SEC has once again delayed its decisions on two highly anticipated cryptocurrency ETFs — those for XRP and Litecoin, proposed by CoinShares. Originally expected by late May 2025, the SEC’s review has been pushed back, with experts now forecasting approvals may come as late as the fourth quarter of 2025.

This delay has disappointed many investors who hoped for an early summer green light. However, the SEC’s cautious approach reflects the complex nature of regulating digital assets and the need to protect investors while fostering innovation.

Despite the setback, there is a positive development: the SEC has acknowledged a new ETF proposal from Canary Capital, focused on TRX with staking features. This ETF would be the first to offer exposure to a cryptocurrency along with the option to earn staking rewards, signaling the SEC’s growing openness to innovative products within the crypto space.

Analysts are optimistic that once approved, XRP and Litecoin ETFs could drive substantial price gains.

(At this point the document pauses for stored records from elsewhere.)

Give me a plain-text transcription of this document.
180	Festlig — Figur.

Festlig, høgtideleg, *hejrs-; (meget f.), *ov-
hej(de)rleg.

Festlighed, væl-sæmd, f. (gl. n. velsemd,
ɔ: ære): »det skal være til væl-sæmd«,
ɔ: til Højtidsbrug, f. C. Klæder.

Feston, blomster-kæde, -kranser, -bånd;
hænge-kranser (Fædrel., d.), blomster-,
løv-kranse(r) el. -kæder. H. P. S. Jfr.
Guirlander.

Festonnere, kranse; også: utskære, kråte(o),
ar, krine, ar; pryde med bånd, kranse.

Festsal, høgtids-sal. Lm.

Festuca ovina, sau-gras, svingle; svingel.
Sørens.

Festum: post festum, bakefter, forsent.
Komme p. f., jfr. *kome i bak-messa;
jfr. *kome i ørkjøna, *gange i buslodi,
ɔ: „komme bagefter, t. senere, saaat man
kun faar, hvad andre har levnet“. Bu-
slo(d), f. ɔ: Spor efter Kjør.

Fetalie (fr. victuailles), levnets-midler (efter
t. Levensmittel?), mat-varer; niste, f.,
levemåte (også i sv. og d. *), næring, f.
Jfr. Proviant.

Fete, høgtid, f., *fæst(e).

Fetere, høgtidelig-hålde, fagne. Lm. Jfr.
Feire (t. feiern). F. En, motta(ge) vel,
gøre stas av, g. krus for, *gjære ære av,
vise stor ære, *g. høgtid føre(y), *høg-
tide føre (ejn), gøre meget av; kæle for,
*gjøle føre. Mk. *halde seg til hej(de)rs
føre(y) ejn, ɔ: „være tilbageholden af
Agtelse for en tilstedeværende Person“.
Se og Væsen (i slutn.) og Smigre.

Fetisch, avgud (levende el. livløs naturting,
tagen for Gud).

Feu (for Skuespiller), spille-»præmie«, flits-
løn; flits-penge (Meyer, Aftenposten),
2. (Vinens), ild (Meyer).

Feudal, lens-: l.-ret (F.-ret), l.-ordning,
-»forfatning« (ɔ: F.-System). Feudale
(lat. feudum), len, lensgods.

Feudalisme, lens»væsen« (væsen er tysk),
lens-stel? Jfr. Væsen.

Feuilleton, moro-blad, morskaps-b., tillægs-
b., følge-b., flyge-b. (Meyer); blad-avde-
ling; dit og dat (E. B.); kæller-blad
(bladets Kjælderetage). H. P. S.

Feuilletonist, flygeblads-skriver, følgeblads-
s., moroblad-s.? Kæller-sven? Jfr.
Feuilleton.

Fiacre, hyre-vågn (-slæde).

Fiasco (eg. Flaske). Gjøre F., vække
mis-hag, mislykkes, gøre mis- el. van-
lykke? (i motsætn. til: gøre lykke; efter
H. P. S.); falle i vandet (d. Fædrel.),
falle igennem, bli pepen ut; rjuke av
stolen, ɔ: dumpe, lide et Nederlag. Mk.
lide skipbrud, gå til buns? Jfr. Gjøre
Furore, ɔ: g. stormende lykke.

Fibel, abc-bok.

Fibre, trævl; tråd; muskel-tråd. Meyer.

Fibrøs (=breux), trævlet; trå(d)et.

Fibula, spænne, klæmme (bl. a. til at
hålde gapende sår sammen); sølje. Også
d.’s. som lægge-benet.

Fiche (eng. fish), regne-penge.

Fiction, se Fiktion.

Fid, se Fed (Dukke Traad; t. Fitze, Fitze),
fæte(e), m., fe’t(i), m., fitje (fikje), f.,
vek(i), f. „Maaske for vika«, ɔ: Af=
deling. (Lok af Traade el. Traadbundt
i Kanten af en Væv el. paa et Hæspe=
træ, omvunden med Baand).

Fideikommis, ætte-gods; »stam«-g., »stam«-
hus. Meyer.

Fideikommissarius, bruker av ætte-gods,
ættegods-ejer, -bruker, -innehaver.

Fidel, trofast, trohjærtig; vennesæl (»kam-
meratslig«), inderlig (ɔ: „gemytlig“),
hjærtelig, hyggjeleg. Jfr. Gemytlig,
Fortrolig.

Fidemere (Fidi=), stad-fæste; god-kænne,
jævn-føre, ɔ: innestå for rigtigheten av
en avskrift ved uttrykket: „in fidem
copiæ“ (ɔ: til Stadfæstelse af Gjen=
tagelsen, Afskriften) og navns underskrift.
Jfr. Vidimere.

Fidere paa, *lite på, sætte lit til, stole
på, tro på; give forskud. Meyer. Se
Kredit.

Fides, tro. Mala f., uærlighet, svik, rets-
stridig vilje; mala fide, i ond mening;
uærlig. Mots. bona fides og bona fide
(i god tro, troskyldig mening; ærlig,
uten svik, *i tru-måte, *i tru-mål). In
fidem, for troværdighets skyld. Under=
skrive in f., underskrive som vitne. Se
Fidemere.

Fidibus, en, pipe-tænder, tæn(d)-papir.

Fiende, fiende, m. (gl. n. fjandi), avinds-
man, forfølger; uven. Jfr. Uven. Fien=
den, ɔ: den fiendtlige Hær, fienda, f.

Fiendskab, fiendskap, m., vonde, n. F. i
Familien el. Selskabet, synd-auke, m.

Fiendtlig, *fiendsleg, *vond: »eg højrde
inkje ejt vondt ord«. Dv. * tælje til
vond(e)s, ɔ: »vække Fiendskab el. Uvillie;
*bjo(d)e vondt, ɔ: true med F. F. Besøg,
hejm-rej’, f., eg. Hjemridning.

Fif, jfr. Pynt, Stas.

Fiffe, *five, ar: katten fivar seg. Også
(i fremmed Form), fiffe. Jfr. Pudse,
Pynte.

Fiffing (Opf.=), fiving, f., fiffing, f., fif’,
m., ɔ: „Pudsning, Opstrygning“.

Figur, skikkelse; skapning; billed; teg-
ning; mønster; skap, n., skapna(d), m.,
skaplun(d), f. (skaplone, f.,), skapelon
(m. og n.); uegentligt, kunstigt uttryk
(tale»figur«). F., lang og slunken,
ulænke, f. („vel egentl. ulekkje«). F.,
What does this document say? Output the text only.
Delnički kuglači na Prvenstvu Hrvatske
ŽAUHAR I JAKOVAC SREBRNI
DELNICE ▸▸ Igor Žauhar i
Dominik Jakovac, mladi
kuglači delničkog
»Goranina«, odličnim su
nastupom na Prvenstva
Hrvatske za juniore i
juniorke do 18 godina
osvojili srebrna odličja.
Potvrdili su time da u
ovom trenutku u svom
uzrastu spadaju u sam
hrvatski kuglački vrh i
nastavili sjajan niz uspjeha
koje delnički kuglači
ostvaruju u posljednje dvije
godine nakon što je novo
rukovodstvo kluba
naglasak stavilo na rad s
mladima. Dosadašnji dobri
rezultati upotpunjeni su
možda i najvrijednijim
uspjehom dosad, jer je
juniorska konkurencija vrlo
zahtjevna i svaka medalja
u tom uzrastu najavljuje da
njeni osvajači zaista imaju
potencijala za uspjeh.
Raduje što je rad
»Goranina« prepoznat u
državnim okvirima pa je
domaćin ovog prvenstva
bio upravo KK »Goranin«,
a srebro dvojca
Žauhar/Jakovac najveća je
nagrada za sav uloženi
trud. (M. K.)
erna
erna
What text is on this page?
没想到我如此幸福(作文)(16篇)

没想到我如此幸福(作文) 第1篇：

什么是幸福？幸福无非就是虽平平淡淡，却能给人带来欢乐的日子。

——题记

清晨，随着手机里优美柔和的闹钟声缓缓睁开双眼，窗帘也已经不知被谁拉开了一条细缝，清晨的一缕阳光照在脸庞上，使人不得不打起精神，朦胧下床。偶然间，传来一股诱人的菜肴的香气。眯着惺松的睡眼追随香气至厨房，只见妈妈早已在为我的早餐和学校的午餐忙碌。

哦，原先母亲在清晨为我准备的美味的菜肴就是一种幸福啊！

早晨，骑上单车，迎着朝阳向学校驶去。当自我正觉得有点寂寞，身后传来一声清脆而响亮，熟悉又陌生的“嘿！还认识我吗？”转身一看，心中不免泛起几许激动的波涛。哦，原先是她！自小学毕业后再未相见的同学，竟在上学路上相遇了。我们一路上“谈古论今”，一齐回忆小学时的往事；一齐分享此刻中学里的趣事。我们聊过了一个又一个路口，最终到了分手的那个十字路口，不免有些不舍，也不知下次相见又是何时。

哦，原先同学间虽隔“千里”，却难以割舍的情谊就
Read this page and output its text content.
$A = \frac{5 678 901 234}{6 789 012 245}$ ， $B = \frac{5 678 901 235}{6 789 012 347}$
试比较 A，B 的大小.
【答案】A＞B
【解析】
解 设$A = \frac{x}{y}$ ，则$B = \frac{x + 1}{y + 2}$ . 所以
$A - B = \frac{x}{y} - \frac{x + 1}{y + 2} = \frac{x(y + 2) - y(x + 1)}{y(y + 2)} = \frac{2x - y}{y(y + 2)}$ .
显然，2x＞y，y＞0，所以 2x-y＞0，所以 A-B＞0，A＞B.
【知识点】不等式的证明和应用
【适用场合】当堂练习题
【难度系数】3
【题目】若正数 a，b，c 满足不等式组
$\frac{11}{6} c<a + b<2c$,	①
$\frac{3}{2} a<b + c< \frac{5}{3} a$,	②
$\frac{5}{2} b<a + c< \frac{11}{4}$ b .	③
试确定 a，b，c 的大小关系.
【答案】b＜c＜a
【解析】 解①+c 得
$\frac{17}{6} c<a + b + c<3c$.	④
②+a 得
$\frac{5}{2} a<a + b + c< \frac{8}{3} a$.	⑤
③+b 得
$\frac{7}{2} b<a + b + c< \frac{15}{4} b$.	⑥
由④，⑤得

XRP, for example, could surge beyond $2.50, reflecting increased investor confidence and greater market accessibility through regulated investment products.

The delayed timeline means investors must stay patient but attentive. The potential for these ETFs to open new channels of investment into major cryptocurrencies remains strong. Moreover, the SEC’s consideration of novel ETF structures like staking suggests that crypto investments may become even more diversified and accessible in the near future.

In summary, while the wait for XRP and Litecoin ETF approval continues, the evolving regulatory landscape points to a maturing market with promising opportunities ahead. Investors and market watchers should keep a close eye on upcoming developments, as they may reshape the way digital assets integrate with traditional finance.